# Danke für die korrekte Skalierung des Forums mit dem No-Ad-Abo!



## Stryke7 (21. Juni 2016)

*Danke für die korrekte Skalierung des Forums mit dem No-Ad-Abo!*

An der Stelle möchte ich mich einfach mal bedanken, dass das Forum nun korrekt bis an beide Seiten skaliert, wenn man das No-Ad-Abo gekauft hat. 

Das ist schöner als die grauen Balken die übrig bleiben, wenn man einfach nur einen Adblocker nutzt. 

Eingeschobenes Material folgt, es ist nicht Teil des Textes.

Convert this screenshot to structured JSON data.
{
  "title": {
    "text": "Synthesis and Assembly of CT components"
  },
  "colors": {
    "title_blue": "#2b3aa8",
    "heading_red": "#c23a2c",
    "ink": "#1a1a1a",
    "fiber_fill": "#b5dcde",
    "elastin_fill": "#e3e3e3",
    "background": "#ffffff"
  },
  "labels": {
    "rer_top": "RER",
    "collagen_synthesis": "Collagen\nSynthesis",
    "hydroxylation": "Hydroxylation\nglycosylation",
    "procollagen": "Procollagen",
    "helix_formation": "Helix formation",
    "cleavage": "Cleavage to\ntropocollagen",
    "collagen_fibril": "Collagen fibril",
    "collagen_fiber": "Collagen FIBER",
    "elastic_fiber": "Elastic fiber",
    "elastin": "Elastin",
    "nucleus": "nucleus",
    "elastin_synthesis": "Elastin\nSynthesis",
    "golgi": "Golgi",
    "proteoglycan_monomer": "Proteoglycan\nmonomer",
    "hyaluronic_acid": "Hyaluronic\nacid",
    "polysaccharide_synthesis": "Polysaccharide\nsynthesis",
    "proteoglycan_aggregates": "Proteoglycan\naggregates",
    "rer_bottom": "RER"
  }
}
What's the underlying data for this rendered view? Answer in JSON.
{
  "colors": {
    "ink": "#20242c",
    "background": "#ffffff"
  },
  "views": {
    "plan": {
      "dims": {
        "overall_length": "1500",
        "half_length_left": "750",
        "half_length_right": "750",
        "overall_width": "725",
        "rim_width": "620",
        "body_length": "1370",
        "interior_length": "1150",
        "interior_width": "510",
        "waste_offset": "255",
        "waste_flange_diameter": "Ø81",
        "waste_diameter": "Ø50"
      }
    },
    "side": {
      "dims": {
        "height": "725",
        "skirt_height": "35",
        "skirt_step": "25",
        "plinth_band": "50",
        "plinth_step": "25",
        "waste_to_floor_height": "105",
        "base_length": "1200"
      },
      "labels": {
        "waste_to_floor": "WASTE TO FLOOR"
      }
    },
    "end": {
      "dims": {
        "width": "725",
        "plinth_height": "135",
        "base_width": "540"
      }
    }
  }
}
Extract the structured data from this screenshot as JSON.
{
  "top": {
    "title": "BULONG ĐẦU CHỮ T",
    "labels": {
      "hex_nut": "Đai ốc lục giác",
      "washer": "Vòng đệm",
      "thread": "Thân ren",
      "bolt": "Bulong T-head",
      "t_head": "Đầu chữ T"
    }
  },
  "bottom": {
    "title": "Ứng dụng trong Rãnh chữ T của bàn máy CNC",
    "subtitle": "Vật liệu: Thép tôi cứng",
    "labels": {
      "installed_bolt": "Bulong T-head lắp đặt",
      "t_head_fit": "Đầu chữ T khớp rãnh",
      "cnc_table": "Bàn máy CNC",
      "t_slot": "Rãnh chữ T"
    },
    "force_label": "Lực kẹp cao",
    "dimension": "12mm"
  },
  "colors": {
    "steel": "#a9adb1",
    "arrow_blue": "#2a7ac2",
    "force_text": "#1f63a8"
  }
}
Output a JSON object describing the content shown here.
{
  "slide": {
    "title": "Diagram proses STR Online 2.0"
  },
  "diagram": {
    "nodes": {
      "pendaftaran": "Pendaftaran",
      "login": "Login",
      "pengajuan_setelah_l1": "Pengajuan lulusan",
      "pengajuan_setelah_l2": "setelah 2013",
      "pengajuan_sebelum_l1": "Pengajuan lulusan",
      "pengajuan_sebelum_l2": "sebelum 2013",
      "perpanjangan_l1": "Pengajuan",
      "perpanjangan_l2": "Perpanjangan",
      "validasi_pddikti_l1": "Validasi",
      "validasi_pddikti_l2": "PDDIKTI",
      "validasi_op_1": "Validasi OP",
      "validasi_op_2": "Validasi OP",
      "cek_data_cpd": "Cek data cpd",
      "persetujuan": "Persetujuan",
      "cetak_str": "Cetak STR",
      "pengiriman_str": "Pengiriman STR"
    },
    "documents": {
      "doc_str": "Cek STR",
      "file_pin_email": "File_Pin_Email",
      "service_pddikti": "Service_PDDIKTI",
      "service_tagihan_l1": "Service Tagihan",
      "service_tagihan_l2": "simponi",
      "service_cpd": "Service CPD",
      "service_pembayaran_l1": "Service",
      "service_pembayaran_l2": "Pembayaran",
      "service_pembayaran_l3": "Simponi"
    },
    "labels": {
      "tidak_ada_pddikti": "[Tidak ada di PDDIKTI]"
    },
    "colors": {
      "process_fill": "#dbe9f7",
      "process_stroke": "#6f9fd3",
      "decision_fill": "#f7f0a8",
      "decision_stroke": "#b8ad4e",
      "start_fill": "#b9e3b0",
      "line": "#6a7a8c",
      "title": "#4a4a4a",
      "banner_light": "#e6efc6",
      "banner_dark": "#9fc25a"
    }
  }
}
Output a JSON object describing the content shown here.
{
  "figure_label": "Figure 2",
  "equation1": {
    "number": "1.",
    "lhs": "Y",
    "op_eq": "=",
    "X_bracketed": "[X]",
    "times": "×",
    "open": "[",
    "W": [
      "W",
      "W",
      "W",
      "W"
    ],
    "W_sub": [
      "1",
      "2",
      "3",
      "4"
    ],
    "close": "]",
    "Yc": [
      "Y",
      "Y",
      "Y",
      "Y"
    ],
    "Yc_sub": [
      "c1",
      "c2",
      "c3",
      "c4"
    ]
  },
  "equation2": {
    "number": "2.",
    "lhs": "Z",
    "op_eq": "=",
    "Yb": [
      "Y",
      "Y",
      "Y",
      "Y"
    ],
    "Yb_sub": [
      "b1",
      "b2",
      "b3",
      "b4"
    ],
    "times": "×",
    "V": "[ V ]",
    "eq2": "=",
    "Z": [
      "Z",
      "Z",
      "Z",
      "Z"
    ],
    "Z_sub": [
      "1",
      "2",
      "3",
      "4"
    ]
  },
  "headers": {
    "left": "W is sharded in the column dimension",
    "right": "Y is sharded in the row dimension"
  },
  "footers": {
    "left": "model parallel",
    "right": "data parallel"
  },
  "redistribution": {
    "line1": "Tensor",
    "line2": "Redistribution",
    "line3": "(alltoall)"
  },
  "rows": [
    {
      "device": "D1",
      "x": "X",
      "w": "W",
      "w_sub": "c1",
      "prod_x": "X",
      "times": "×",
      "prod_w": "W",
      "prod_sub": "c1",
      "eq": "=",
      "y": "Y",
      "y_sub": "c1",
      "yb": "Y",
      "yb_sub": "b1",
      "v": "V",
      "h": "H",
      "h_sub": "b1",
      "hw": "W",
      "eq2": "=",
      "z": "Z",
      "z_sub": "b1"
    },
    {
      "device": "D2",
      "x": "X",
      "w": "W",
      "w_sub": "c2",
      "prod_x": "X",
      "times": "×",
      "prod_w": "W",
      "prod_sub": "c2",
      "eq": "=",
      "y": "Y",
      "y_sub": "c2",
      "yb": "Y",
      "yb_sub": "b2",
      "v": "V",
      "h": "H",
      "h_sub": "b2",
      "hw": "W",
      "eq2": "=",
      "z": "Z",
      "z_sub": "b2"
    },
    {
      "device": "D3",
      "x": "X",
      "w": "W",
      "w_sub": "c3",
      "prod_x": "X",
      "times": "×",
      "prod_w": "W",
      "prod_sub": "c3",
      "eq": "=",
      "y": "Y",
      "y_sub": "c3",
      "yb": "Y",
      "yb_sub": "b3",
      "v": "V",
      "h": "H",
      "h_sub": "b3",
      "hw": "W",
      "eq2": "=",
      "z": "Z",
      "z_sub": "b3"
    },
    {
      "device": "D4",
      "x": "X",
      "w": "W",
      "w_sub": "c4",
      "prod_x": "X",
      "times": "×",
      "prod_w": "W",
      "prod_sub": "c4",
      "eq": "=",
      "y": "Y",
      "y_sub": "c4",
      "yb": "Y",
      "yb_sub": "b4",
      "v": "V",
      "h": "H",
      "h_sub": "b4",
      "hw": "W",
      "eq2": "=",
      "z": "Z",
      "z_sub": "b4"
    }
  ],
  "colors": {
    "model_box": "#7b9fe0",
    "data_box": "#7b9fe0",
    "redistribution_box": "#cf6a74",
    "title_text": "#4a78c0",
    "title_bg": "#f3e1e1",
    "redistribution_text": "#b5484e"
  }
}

Übrigens wäre es wirklich toll, wenn es irgendwann ein Feedback zum finanziellen Erfolg des Konzept gibt. Wir haben jahrelang gequengelt um diese Möglichkeit zu bekommen, und ihr seid immer noch eine der ersten Plattformen die es ermöglich für einen kleinen Obolus einfach nur die Werbung abzuschalten und trotzdem den Anbieter zu unterstützen. 

Geht die Rechnung auf?


----------



## PCGH_Thilo (22. Juni 2016)

*AW: Danke für die korrekte Skalierung des Forums mit dem No-Ad-Abo!*



Stryke7 schrieb:


> An der Stelle möchte ich mich einfach mal bedanken, dass das Forum nun korrekt bis an beide Seiten skaliert, wenn man das No-Ad-Abo gekauft hat.
> 
> Das ist schöner als die grauen Balken die übrig bleiben, wenn man einfach nur einen Adblocker nutzt.
> 
> ...



Helau,

danke erst einmal fürs positive Feedback. Tatsächlich werden wir künftig auch noch mehr an optimierten Layouts für Online-Abonnenten arbeiten.

Mit dem Start sind wir bisher zufrieden. Natürlich nutzen noch nicht alle, die sich eine Werbefrei-Option gewünscht haben, das Online-Abo. Aber wir werden auch noch mehr darüber informieren. Vielleicht lesen ja einige PCGHX-Mitglieder Dein Posting und sind nun interessiert am Thema. Deshalb danke dafür.


----------